What you receive after setting up your new business

  1. Minutes of the first inaugural meetings
  2. Copies of the Memorandum of Association and Articles of Association
  3. Original Certificate of Incorporation
  4. Share Certificates for each shareholder specified, plus two blank certificates

5 Advantages to Setting up a Limited Liability Company (LLC) in Nevada

  1. Incorporating your LLC within Nevada allows you to benefit from a host of tax incentives. Sales tax applies only to products sold within Nevada and, unlike many other states; there is no Corporate Income Tax, no Corporate Franchise Tax and no Corporation Succession Tax.
  2. There is no need to come to Nevada. A Corporation or an LLC can be incorporated by email, fax or telephone and the person incorporating never has to visit the state, even to conduct annual meetings. Meetings can be held anywhere in the world at the option of the Director(s) or Managers.
  3. Nevada incorporations may issue stock for capital, services, personal property or real estate, including leases and options. The directors may determine the value of any of these transactions, and their decision is final.
  4. Only one person is required to form a Corporation or an LLC. One person can hold the offices of President, Secretary, and Treasurer and be the sole director of a Nevada Corporation. Many States require at least three officers and/or directors. One person can be the sole Member and sole Managing Member of an LLC. 

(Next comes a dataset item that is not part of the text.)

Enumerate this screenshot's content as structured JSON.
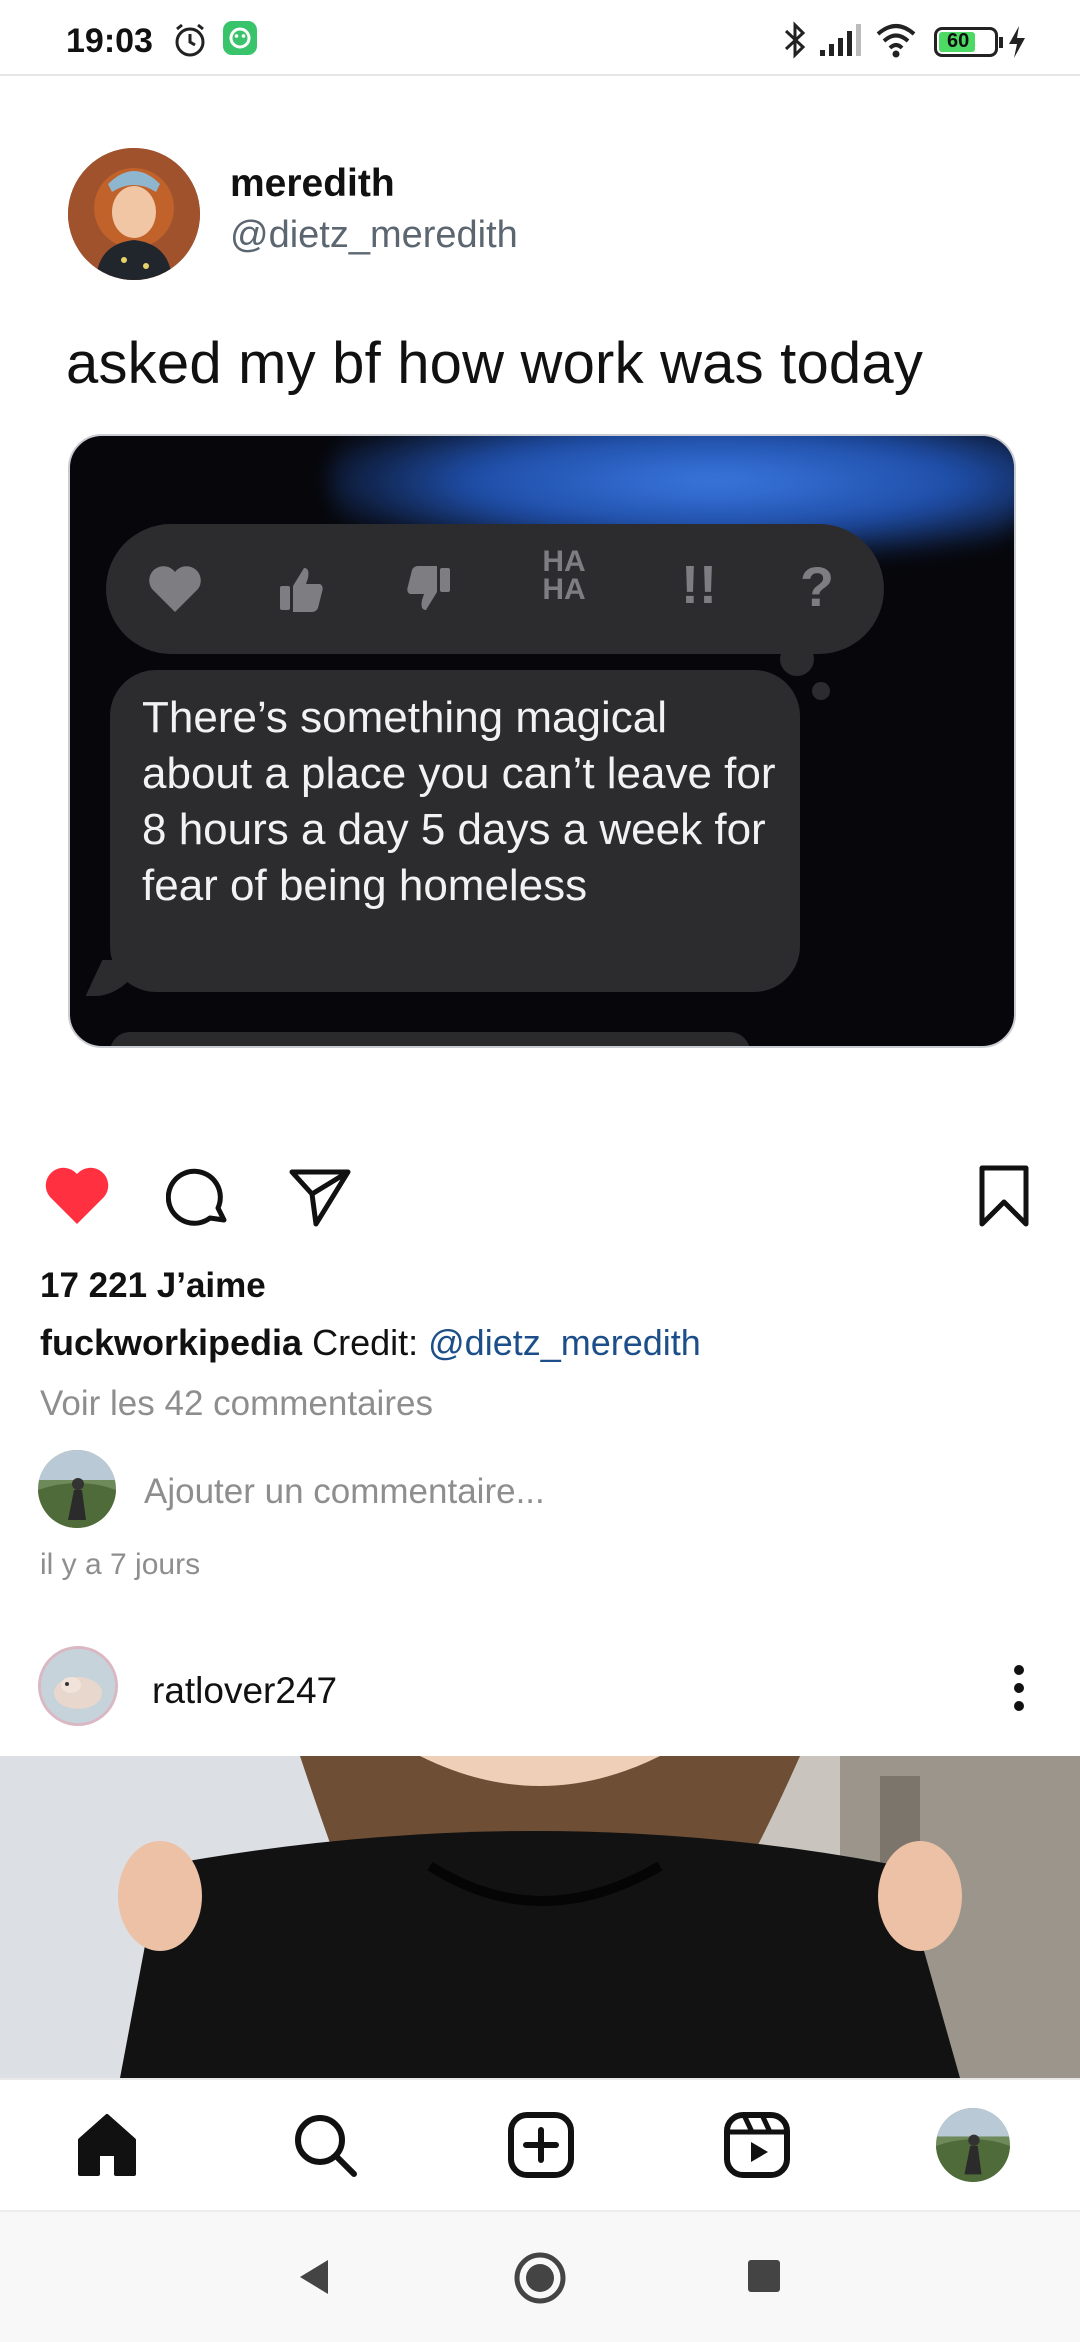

Important Information about incorporating in Nevada

  • As LLCs are effectively partnerships without share capital, the equivalent to the "Shareholder" is the "Member" who has a participation or share in the LLC. The names of members) are declared to the State authorities. We have to file a list of initial members, and have to file any change of members. 
  • It is not a requirement to appoint a local resident member. 
  • There is no requirement for a company secretary; all officers are called Managers, but one of these could be a designated as a company secretary. 
  • LLCs in Nevada provide a greater degree of confidentiality with the Tax Service in the US. Nevada has always held to the policy of no reciprocation of favours with the Internal Revenue Service. Unlike other states, Nevada continues to decline discussion of private information. 
  • Nevada corporations may purchase, hold, sell or transfer shares of its stock.
  • The company does not have to keep records in Nevada. If the company chooses to keep records they can be kept anywhere in the world.